Four Building Blocks of Brand
As the number of nonprofit organizations grows — and competition among nonprofits with it — the need for strong branding among organizations has never been greater. In his white paper “Building the Nonprofit Brand From the Inside Out,” Carlo M. Cuesta, managing partner at Creation In Common LLC, a St. Paul, Minn.-base provider of strategic knowledge and services for nonprofit foundations and government agencies, says nonprofits need to do more these days than simply express a need. It’s more necessary than ever to both communicate a message and deliver on it. This builds organizational value, which can result in a brand identity that attracts constituents and their investments.
Creation In Common recommends the following four key elements as part of its brand model: mission and values; promises; results; and participant and supporter perceptions.
1. Mission and values. Cuesta advises organizations to cultivate a shared understanding among board members and staff of why the organization exists and its guiding principles.
2. Promises. Promises put your mission and values into action by stating how your organization will act on its mission. Come up with an agenda for your organization that lists goals, objectives and priorities. Promises should be based on the capabilities of your organization, the needs of those you serve and what your supporters want to see you accomplish.
3. Results. In order to reinforce a positive brand, you must be able to deliver on your promises.
4. Participant and supporter perceptions. Your organization’s brand, Cuesta writes, ultimately is defined by how participants and supporters perceive your results. In order to constantly convey to participants and supporters that you are delivering value, Cuesta says organizations need to create what he calls a positive brand environment.

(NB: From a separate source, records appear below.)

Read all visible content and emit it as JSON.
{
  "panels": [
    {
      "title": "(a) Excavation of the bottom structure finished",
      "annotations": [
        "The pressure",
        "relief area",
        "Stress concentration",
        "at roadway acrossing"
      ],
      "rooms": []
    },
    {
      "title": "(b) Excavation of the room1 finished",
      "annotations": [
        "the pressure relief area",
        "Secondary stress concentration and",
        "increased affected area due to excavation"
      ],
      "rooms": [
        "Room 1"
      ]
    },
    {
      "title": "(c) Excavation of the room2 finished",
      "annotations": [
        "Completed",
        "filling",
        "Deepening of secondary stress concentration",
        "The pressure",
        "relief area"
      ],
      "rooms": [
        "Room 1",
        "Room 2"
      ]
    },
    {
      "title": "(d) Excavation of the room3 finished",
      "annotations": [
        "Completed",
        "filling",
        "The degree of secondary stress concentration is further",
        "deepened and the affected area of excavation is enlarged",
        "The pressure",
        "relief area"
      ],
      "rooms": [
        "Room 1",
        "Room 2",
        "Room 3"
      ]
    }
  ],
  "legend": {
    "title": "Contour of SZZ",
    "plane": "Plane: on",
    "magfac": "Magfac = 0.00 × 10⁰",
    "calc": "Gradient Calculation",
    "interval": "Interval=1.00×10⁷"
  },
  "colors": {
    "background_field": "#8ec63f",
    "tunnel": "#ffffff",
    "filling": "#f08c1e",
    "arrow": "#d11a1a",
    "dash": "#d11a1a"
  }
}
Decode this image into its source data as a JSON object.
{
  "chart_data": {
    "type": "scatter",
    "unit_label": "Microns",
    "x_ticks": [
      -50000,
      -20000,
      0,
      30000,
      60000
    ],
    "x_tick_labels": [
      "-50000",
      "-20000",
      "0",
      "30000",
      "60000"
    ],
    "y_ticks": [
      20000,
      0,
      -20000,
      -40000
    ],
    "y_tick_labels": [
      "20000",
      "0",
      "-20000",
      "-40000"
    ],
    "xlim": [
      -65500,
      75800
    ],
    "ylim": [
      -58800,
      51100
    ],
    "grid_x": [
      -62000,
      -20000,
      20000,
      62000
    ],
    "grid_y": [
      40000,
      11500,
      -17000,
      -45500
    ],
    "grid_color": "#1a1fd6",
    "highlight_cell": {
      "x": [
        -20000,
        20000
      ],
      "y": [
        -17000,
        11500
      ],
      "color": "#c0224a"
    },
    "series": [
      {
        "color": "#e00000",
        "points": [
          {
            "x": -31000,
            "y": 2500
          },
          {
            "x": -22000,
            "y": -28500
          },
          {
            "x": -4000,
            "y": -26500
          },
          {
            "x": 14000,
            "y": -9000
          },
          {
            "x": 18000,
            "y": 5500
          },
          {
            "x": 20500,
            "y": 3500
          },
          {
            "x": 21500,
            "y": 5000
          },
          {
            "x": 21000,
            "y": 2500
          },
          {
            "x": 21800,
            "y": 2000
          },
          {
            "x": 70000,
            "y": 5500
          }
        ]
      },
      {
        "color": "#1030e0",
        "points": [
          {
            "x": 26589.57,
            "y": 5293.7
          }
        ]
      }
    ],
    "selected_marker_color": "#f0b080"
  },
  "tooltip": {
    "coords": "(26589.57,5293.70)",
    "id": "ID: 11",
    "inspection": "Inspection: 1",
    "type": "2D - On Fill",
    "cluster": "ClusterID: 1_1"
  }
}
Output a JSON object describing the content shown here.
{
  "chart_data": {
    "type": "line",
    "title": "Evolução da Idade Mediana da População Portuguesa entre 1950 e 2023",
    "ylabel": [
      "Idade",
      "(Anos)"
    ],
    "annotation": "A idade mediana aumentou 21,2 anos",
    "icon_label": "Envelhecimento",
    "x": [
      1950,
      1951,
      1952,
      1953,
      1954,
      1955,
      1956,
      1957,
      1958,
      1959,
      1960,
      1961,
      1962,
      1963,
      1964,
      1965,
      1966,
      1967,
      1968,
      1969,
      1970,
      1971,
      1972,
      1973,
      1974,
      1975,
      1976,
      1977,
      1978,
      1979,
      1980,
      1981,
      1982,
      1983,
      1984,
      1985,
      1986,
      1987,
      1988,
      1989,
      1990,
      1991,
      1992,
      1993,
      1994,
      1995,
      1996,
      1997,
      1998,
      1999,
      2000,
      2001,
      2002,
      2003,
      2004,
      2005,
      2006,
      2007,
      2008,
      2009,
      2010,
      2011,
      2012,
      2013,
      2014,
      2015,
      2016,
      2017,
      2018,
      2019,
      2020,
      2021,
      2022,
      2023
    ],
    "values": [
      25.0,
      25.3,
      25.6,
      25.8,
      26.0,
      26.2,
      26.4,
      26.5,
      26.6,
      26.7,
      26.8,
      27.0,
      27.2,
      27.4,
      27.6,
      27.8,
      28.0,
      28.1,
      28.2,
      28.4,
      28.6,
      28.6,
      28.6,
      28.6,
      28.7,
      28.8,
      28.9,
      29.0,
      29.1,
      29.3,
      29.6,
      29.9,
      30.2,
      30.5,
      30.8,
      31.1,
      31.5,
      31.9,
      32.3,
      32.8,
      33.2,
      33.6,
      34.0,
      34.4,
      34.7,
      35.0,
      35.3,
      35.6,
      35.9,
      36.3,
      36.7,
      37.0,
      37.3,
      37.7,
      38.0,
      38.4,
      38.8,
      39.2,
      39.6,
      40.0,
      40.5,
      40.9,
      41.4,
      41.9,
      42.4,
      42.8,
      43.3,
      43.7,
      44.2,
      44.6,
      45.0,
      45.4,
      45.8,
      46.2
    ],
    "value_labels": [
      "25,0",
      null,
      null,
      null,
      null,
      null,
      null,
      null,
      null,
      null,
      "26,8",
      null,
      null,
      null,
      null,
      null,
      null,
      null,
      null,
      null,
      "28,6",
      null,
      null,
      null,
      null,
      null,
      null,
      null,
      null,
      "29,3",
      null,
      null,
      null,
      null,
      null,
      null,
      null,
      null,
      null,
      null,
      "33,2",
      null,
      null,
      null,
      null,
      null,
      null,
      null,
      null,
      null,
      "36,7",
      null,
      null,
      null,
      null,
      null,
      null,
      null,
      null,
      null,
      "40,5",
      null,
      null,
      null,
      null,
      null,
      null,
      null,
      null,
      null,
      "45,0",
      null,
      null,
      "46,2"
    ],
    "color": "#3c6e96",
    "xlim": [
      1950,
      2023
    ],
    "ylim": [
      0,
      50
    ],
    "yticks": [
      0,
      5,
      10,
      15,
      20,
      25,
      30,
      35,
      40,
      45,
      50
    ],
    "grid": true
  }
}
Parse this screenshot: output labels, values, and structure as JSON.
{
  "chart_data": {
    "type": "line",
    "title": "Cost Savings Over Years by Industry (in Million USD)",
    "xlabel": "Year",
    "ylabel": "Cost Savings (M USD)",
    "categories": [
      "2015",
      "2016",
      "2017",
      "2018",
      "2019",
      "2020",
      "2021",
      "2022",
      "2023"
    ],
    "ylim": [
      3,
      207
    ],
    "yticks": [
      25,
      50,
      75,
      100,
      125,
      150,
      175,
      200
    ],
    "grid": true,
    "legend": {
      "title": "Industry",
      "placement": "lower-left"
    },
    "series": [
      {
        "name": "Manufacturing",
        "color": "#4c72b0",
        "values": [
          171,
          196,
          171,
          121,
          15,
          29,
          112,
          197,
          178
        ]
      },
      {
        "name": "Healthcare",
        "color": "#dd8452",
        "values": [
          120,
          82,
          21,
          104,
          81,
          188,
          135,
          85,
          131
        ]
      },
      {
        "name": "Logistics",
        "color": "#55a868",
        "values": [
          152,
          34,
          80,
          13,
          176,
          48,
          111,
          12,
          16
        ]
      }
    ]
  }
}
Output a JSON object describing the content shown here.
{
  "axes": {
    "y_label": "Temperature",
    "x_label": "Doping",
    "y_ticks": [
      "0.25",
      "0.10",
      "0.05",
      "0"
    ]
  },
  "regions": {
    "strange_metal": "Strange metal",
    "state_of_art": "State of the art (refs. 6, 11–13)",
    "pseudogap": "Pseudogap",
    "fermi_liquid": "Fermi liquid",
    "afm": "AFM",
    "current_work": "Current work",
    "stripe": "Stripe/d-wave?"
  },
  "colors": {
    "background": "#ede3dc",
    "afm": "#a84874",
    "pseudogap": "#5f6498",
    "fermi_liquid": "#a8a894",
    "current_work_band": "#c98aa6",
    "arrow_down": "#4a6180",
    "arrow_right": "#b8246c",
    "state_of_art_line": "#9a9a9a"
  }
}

To create a positive brand environment, an organization needs a:
* Brand message, or core idea that conveys the value the organization creates;
* Brand voice, or what the brand message sounds like when it’s delivered. Cuesta recommends organizations consider what their theme song might be. This might be an indication of your brand voice, e.g., soft, strong, etc.
* Brand touch points, or the ways the brand message is communicated. Examples are direct-mail or e-mail campaigns; special events; or in a brochure. Touch points become the ways participants and supporters recognize your brand.
Once your brand is built, make it a point to ensure that what you promise is delivered and communicated in the present and for the long term.